January 1999 TV Review

 

All those who say disability is invisible in culture should take up television reviewing.  We have had disability bits on Children in Need (BBC 1), Home Front (BBC 2), another Holiday episode (BBC 1) and Channel 4’s Garden Doctors.  All of which were very sensible, suitably politically correct, and awfully normalising in their attitude towards disabled people.

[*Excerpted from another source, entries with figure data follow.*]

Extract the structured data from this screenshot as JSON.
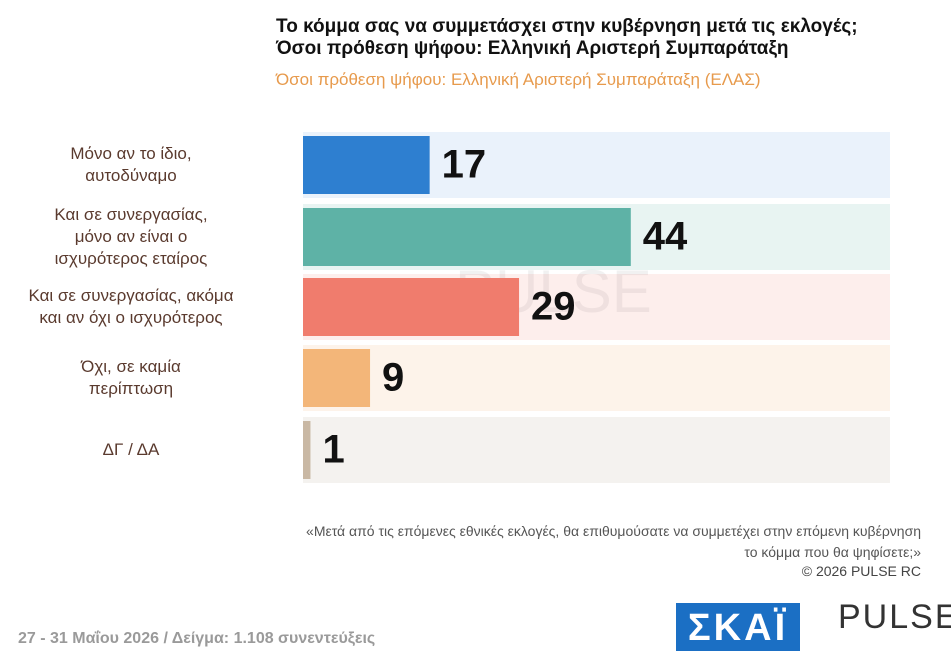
{
  "chart_data": {
    "type": "bar",
    "title": "Το κόμμα σας να συμμετάσχει στην κυβέρνηση μετά τις εκλογές;\nΌσοι πρόθεση ψήφου: Ελληνική Αριστερή Συμπαράταξη",
    "subtitle": "Όσοι πρόθεση ψήφου: Ελληνική Αριστερή Συμπαράταξη (ΕΛΑΣ)",
    "categories": [
      "Μόνο αν το ίδιο,\nαυτοδύναμο",
      "Και σε συνεργασίας,\nμόνο αν είναι ο\nισχυρότερος εταίρος",
      "Και σε συνεργασίας, ακόμα\nκαι αν όχι ο ισχυρότερος",
      "Όχι, σε καμία\nπερίπτωση",
      "ΔΓ / ΔΑ"
    ],
    "values": [
      17,
      44,
      29,
      9,
      1
    ],
    "colors": [
      "#2e7fd0",
      "#5eb2a6",
      "#f07c6d",
      "#f3b679",
      "#c9b8a4"
    ]
  },
  "note": "«Μετά από τις επόμενες εθνικές εκλογές, θα επιθυμούσατε να συμμετέχει στην επόμενη κυβέρνηση\nτο κόμμα που θα ψηφίσετε;»",
  "copyright": "©  2026  PULSE RC",
  "footer": "27 - 31  Μαΐου 2026  /  Δείγμα:  1.108 συνεντεύξεις",
  "logos": {
    "skai": "ΣΚΑΪ",
    "pulse": "PULSE"
  }
}
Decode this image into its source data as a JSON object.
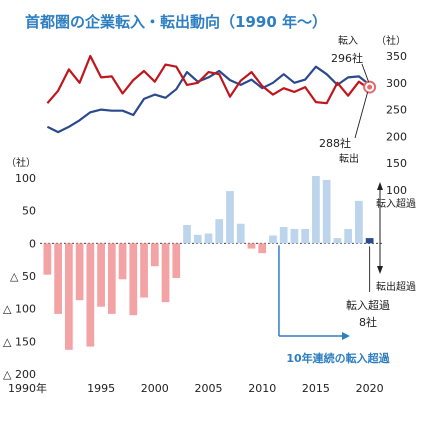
{
  "chart_data": {
    "type": "line+bar",
    "title": "首都圏の企業転入・転出動向（1990 年～）",
    "x": [
      1990,
      1991,
      1992,
      1993,
      1994,
      1995,
      1996,
      1997,
      1998,
      1999,
      2000,
      2001,
      2002,
      2003,
      2004,
      2005,
      2006,
      2007,
      2008,
      2009,
      2010,
      2011,
      2012,
      2013,
      2014,
      2015,
      2016,
      2017,
      2018,
      2019,
      2020
    ],
    "x_tick_labels": [
      "1990年",
      "1995",
      "2000",
      "2005",
      "2010",
      "2015",
      "2020"
    ],
    "x_tick_values": [
      1990,
      1995,
      2000,
      2005,
      2010,
      2015,
      2020
    ],
    "upper_axis": {
      "unit": "（社）",
      "ticks": [
        "100",
        "150",
        "200",
        "250",
        "300",
        "350"
      ],
      "tick_values": [
        100,
        150,
        200,
        250,
        300,
        350
      ],
      "ylim": [
        100,
        350
      ]
    },
    "lower_axis": {
      "unit": "（社）",
      "ticks": [
        "100",
        "50",
        "0",
        "△ 50",
        "△ 100",
        "△ 150",
        "△ 200"
      ],
      "tick_values": [
        100,
        50,
        0,
        -50,
        -100,
        -150,
        -200
      ],
      "ylim": [
        -200,
        100
      ]
    },
    "series": [
      {
        "name": "転入",
        "kind": "line",
        "axis": "upper",
        "color": "#2b4a8e",
        "values": [
          218,
          208,
          218,
          230,
          245,
          250,
          248,
          248,
          240,
          270,
          278,
          272,
          288,
          320,
          302,
          310,
          322,
          305,
          296,
          306,
          290,
          300,
          316,
          300,
          306,
          330,
          316,
          296,
          310,
          312,
          296
        ]
      },
      {
        "name": "転出",
        "kind": "line",
        "axis": "upper",
        "color": "#c0161c",
        "values": [
          262,
          285,
          325,
          300,
          350,
          310,
          312,
          280,
          305,
          322,
          302,
          334,
          330,
          296,
          300,
          320,
          316,
          274,
          304,
          320,
          294,
          278,
          290,
          283,
          292,
          264,
          262,
          300,
          276,
          302,
          288
        ]
      },
      {
        "name": "転入超過",
        "kind": "bar",
        "axis": "lower",
        "values": [
          -48,
          -108,
          -163,
          -87,
          -158,
          -97,
          -108,
          -55,
          -110,
          -83,
          -35,
          -90,
          -53,
          28,
          13,
          15,
          37,
          80,
          30,
          -8,
          -15,
          12,
          25,
          22,
          22,
          103,
          97,
          8,
          22,
          65,
          8
        ]
      }
    ],
    "bar_colors": {
      "positive": "#bcd5ec",
      "negative": "#f4a3a5",
      "highlight": "#2b4a8e"
    },
    "annotations": {
      "inflow_label": "転入",
      "inflow_value": "296社",
      "outflow_label": "転出",
      "outflow_value": "288社",
      "net_in_label": "転入超過",
      "net_out_label": "転出超過",
      "latest_label": "転入超過",
      "latest_value": "8社",
      "streak_label": "10年連続の転入超過"
    },
    "colors": {
      "arrow": "#2e7fc2",
      "streak_text": "#2e7fc2",
      "title": "#2e7fc2",
      "marker": "#e56b6b"
    }
  }
}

No doubt all the programme makers feel they have done their duty and provided a social service.  Sad really, but one mustn’t grumble!  I’m being too hard on them, I know, at least it gives society a little bit of variety and spice to watch of an evening.  Interestingly though, they were all somewhat incoherent in what they were saying or articulating, as is the continuing new series of From the Edge (BBC 2, Tuesday evenings); a programme that amazes more and more each time I watch it.

 

By far the most interesting disability programmes on television in the last year were ITV’s Changing Faces (24 Nov) and BBC 1’s QED The Bionic Woman (1 Dec); both of which revealed the truly frightening nature of modern medicine and its determination to rid society of disabled people.  This was not the intention of either documentary, quite the opposite in fact, they wanted to show how medical advances were ‘helping the disabled’; from plastic surgery for people with Downs Syndrome in Changing Faces to electronic spinal implants for paraplegics in QED.  

 

Changing Faces used the examples of two families with a young child, and an older man, all with Downs Syndrome whom all received varying degrees of plastic surgery to make them more ‘normal’.   QED, similarly, followed the medical profession’s attempts to make the paraplegic Julie Hill stand and walk and cycle so that she could be more ‘normal’- and they will, rather worryingly, succeed.  Each film offered a glimpse of things to come for disabled people as we enter the 21st Century: society doing all it can for those prepared to be normalised whit the rest of us being left to ‘rest in peace’.  These programmes frightened me, literally and Changes Faces brought me to tears  – its becoming a habit - at the sight of an adorable four year old boy called Michael bleeding from his eyes, nose, ears, chin and cheeks, and wrapped in bandages, moments after radical plastic surgery.  All carried out in the name of normality.  All I could feel was that this is not love and it is definitely not care but it is the future.  Help!